Tickoo asked why these killings have happened after 18 years. In 2003, he said, the Nadimarg massacre was the last when 24 Pandits were killed in Pulwama.
“The question to ask is why are the killings happening now,” he said.
Tickoo was contacted by the LG office after the killings, a chance he was asking for but was not given earlier. This is for the first time in his life, he says, that he has felt threatened by the killings of others. He told Kashmir Reader that never ever in the last thirty years he felt as helpless as he is feeling today.
Satish Mandir is another Pandit whose repeated reminders for a meeting with the LG, and suggested measures for the security of Pandits, were not taken into consideration.

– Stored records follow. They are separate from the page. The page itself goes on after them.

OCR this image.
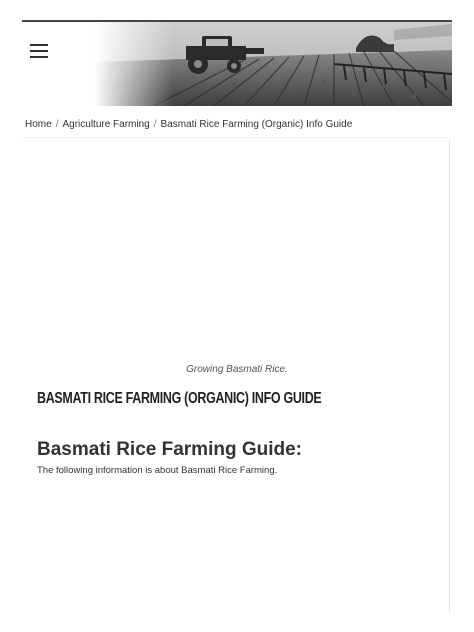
Home / Agriculture Farming / Basmati Rice Farming (Organic) Info Guide
Growing Basmati Rice.
BASMATI RICE FARMING (ORGANIC) INFO GUIDE
Basmati Rice Farming Guide:
The following information is about Basmati Rice Farming.
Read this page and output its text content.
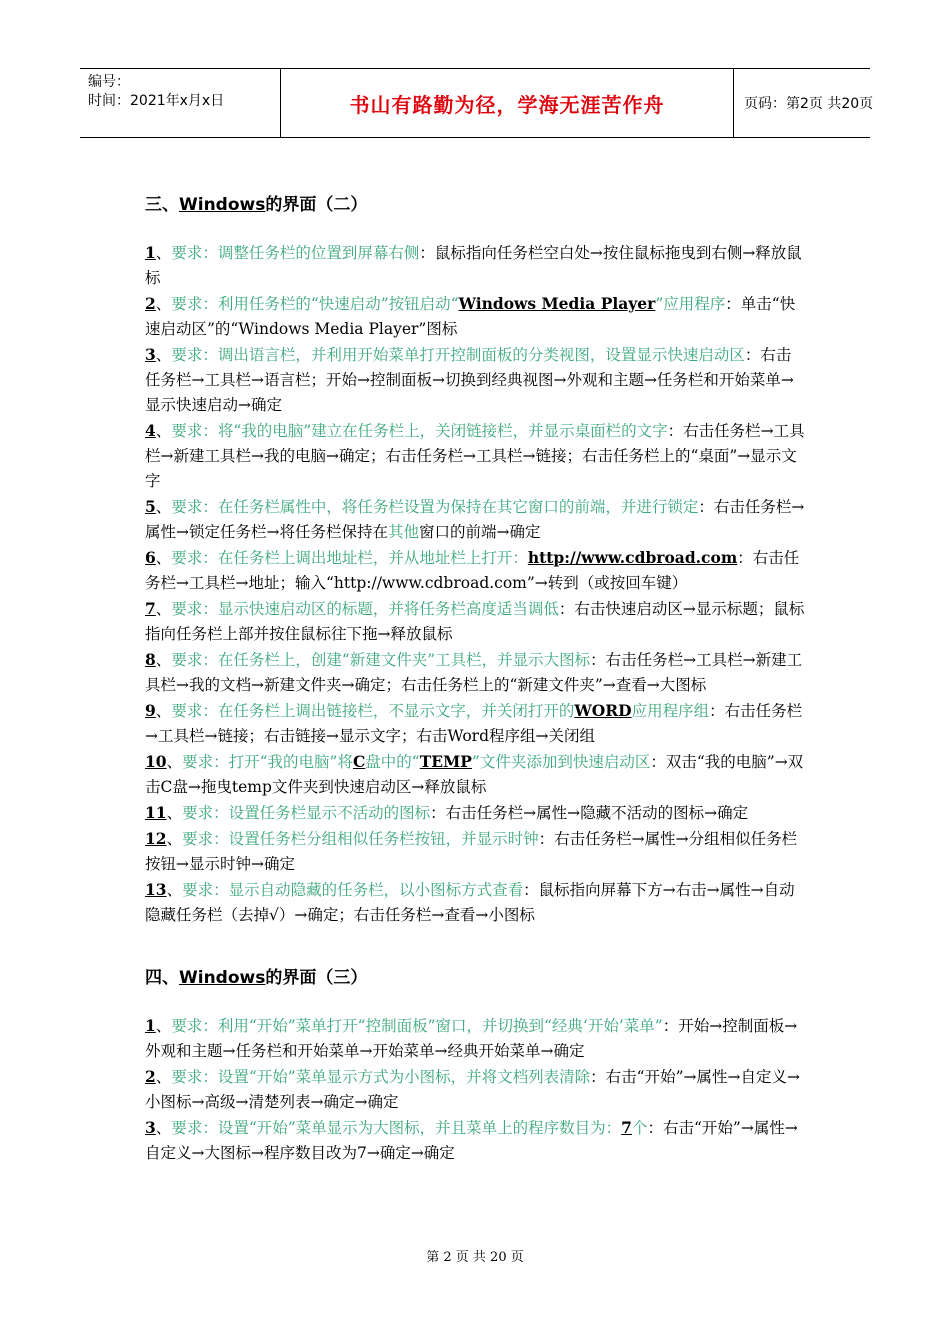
编号：
时间：2021年x月x日	书山有路勤为径，学海无涯苦作舟	页码：第2页 共20页
三、Windows的界面（二）

1、要求：调整任务栏的位置到屏幕右侧：鼠标指向任务栏空白处→按住鼠标拖曳到右侧→释放鼠标

2、要求：利用任务栏的“快速启动”按钮启动“Windows Media Player”应用程序：单击“快速启动区”的“Windows Media Player”图标

3、要求：调出语言栏，并利用开始菜单打开控制面板的分类视图，设置显示快速启动区：右击任务栏→工具栏→语言栏；开始→控制面板→切换到经典视图→外观和主题→任务栏和开始菜单→显示快速启动→确定

4、要求：将“我的电脑”建立在任务栏上，关闭链接栏，并显示桌面栏的文字：右击任务栏→工具栏→新建工具栏→我的电脑→确定；右击任务栏→工具栏→链接；右击任务栏上的“桌面”→显示文字

5、要求：在任务栏属性中，将任务栏设置为保持在其它窗口的前端，并进行锁定：右击任务栏→属性→锁定任务栏→将任务栏保持在其他窗口的前端→确定

6、要求：在任务栏上调出地址栏，并从地址栏上打开：http://www.cdbroad.com：右击任务栏→工具栏→地址；输入“http://www.cdbroad.com”→转到（或按回车键）

7、要求：显示快速启动区的标题，并将任务栏高度适当调低：右击快速启动区→显示标题；鼠标指向任务栏上部并按住鼠标往下拖→释放鼠标

8、要求：在任务栏上，创建“新建文件夹”工具栏，并显示大图标：右击任务栏→工具栏→新建工具栏→我的文档→新建文件夹→确定；右击任务栏上的“新建文件夹”→查看→大图标

9、要求：在任务栏上调出链接栏，不显示文字，并关闭打开的WORD应用程序组：右击任务栏→工具栏→链接；右击链接→显示文字；右击Word程序组→关闭组

10、要求：打开“我的电脑”将C盘中的“TEMP”文件夹添加到快速启动区：双击“我的电脑”→双击C盘→拖曳temp文件夹到快速启动区→释放鼠标

11、要求：设置任务栏显示不活动的图标：右击任务栏→属性→隐藏不活动的图标→确定

12、要求：设置任务栏分组相似任务栏按钮，并显示时钟：右击任务栏→属性→分组相似任务栏按钮→显示时钟→确定

13、要求：显示自动隐藏的任务栏，以小图标方式查看：鼠标指向屏幕下方→右击→属性→自动隐藏任务栏（去掉√）→确定；右击任务栏→查看→小图标

四、Windows的界面（三）

1、要求：利用“开始”菜单打开“控制面板”窗口，并切换到“经典‘开始’菜单”：开始→控制面板→外观和主题→任务栏和开始菜单→开始菜单→经典开始菜单→确定

2、要求：设置“开始”菜单显示方式为小图标，并将文档列表清除：右击“开始”→属性→自定义→小图标→高级→清楚列表→确定→确定

3、要求：设置“开始”菜单显示为大图标，并且菜单上的程序数目为：7个：右击“开始”→属性→自定义→大图标→程序数目改为7→确定→确定

第 2 页 共 20 页
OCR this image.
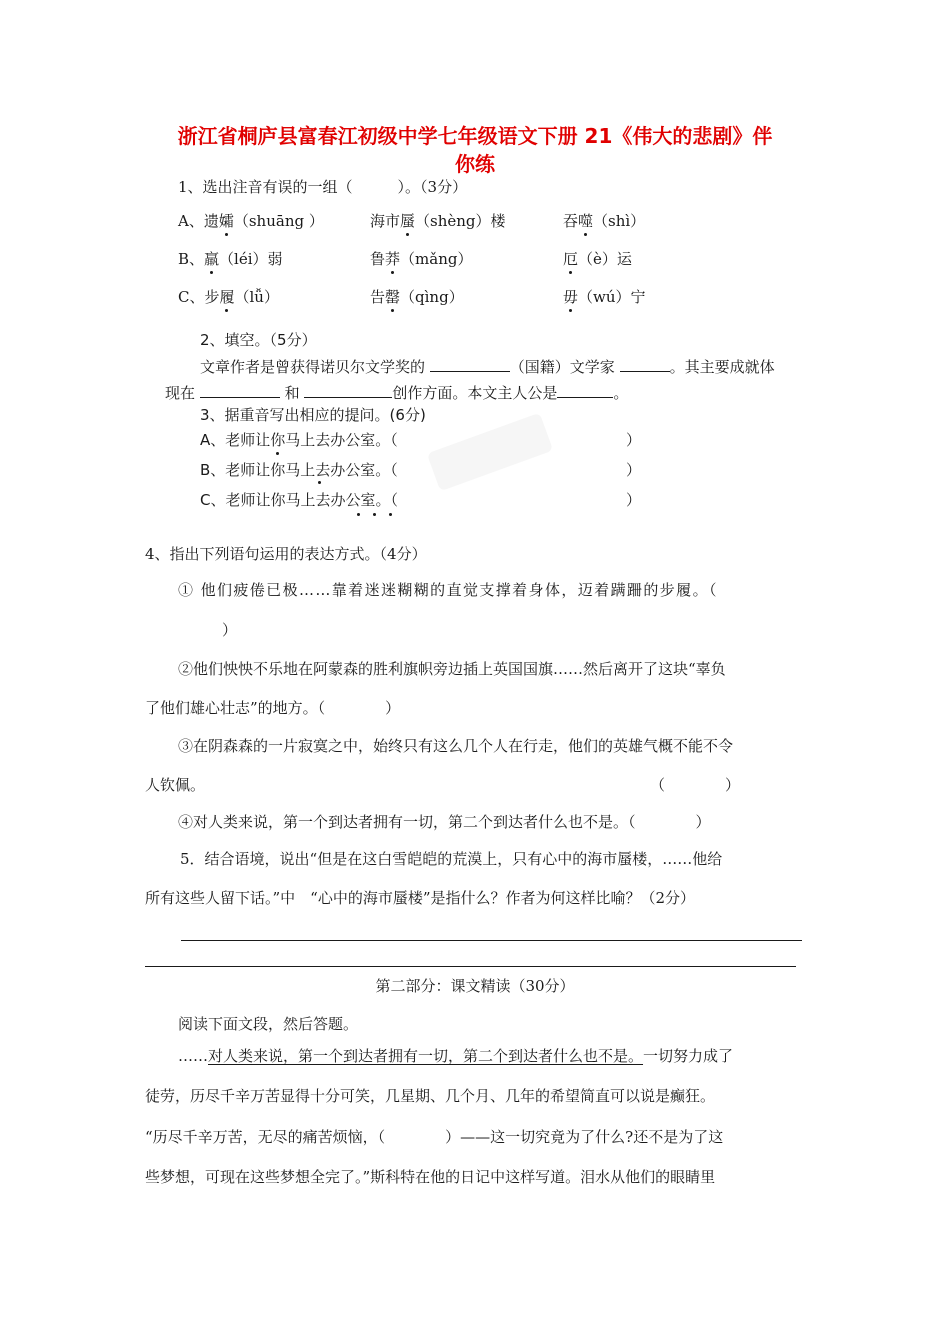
浙江省桐庐县富春江初级中学七年级语文下册 21《伟大的悲剧》伴
你练
1、选出注音有误的一组（　　　）。（3分）
A、遗孀（shuāng ）	海市蜃（shèng）楼	吞噬（shì）
B、羸（léi）弱	鲁莽（mǎng）	厄（è）运
C、步履（lǚ）	告罄（qìng）	毋（wú）宁
2、填空。（5分）
文章作者是曾获得诺贝尔文学奖的	（国籍）文学家	。其主要成就体
现在	和	创作方面。本文主人公是	。
3、据重音写出相应的提问。(6分)
A、老师让你马上去办公室。（	）
B、老师让你马上去办公室。（	）
C、老师让你马上去办公室。（	）
4、指出下列语句运用的表达方式。（4分）
① 他们疲倦已极……靠着迷迷糊糊的直觉支撑着身体，迈着蹒跚的步履。（
）
②他们怏怏不乐地在阿蒙森的胜利旗帜旁边插上英国国旗……然后离开了这块“辜负
了他们雄心壮志”的地方。（　　　　）
③在阴森森的一片寂寞之中，始终只有这么几个人在行走，他们的英雄气概不能不令
人钦佩。	（　　　　）
④对人类来说，第一个到达者拥有一切，第二个到达者什么也不是。（　　　　）
5．结合语境，说出“但是在这白雪皑皑的荒漠上，只有心中的海市蜃楼，……他给
所有这些人留下话。”中　“心中的海市蜃楼”是指什么？作者为何这样比喻？（2分）
第二部分：课文精读（30分）
阅读下面文段，然后答题。
……对人类来说，第一个到达者拥有一切，第二个到达者什么也不是。一切努力成了
徒劳，历尽千辛万苦显得十分可笑，几星期、几个月、几年的希望简直可以说是癫狂。
“历尽千辛万苦，无尽的痛苦烦恼，（　　　　）——这一切究竟为了什么?还不是为了这
些梦想，可现在这些梦想全完了。”斯科特在他的日记中这样写道。泪水从他们的眼睛里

Though he has migrated out of the valley and successfully settled in Delhi, he has remained concerned about the fate of Pandits in Kashmir.
“In June, I had written to the LG and the CS of JK many times, but they did not respond. It was one way of reaching out to them, but nothing happened,” he said. “The recent spate of killings is aimed at making Pandits flee, and create a divide among the minorities and Muslims who have been peacefully living together.”
He said the government must take this situation seriously and take steps for the security and welfare of Pandits. He said he travels to Kashmir at least once a month and has been putting up at a Muslim friend’s home. His family too has sold their property in Srinagar to a Muslim family. Now he wishes to return, but asks the government to create a composite colony where all communities live together, not just Pandits.
“This is the only peaceful way of getting us back and letting harmony prevail,” he said.